Angela Merkel e Donald Trump na Cimeira do G7 na Sicília @Miguel Medina/AFP/Getty Images

Demasiado dependente dos EUA em termos de defesa, com bases militares americanas implementadas no país desde 1945, a Chanceler evita excessivas críticas a Donald Trump, mas não esconde uma absoluta oposição em relação às suas políticas e à sua conduta. Merkel e Trump são azeite e água, e isso vai notar-se sempre que for preciso juntarem-se.

Há muito que o Ocidente pede à chefe do governo alemão para receber a bandeira do mundo livre, para que a transporte e a agite. Para que guie os discípulos da democracia. Mas Merkel nunca o fez. Nem ela tem perfil para tal, nem a história recente deixa que a Alemanha assuma as rédeas do mundo. Merkel não é – nem será – uma mulher que suscita paixões. Nunca terá atrás dela hordas de seguidores com bandeiras alemãs e europeias a cuspir palavras de glória e de raiva. Ela existe para gerir, não para empolgar.

Mas pode não ter outra escolha.
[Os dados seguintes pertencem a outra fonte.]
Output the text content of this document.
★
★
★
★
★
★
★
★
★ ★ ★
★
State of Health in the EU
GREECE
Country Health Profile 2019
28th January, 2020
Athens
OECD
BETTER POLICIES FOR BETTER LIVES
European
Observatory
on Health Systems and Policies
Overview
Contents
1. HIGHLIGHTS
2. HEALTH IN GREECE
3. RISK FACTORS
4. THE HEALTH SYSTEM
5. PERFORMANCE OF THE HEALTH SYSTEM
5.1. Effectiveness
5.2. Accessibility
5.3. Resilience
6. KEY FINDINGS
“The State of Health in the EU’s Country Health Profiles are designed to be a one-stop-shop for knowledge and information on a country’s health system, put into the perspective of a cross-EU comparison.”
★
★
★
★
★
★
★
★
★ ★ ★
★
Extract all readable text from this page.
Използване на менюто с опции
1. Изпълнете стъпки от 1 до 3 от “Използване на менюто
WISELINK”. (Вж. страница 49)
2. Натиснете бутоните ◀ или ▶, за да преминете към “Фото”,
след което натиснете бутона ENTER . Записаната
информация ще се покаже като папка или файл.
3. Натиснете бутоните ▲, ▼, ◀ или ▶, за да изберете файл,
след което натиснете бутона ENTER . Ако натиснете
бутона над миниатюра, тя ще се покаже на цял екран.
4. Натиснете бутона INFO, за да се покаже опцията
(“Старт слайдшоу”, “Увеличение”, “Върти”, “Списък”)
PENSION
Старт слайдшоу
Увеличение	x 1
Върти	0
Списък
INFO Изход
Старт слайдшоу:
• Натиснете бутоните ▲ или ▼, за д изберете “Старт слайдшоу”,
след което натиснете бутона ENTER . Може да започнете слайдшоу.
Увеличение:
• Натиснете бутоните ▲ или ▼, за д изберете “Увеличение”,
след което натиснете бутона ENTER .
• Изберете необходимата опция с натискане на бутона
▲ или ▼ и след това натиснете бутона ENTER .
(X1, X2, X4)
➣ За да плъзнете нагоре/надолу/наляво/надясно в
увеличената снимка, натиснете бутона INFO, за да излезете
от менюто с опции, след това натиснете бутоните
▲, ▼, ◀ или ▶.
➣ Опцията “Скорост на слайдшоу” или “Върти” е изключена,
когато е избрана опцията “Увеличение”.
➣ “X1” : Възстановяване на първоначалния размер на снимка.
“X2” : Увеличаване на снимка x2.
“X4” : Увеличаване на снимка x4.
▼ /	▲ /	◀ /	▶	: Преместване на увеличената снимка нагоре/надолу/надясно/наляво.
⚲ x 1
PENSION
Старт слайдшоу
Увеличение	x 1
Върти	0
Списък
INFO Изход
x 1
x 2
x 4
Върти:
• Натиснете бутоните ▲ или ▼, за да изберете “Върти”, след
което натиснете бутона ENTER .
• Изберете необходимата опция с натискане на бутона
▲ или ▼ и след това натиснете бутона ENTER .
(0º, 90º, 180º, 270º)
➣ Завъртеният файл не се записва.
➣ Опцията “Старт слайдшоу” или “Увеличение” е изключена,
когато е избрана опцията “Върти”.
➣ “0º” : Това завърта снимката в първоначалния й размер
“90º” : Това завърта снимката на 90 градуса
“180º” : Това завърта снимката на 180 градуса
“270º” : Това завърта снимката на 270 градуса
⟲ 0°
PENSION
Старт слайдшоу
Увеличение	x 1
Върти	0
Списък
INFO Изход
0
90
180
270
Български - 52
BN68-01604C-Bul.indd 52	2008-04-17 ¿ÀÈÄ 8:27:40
Com populistas a tomar de assalto o poder, guerras a rosnar, notícias falsas a sequestrar os média e a política de Facebook, basta-lhe permanecer calada e imóvel para desempenhar esse papel. Ela representa os que querem ficar no mesmo sítio. A revolução da normalidade. Há quem não acredite e continue a subestimar a Frau Alemanha. Ela não se importa. Até prefere assim.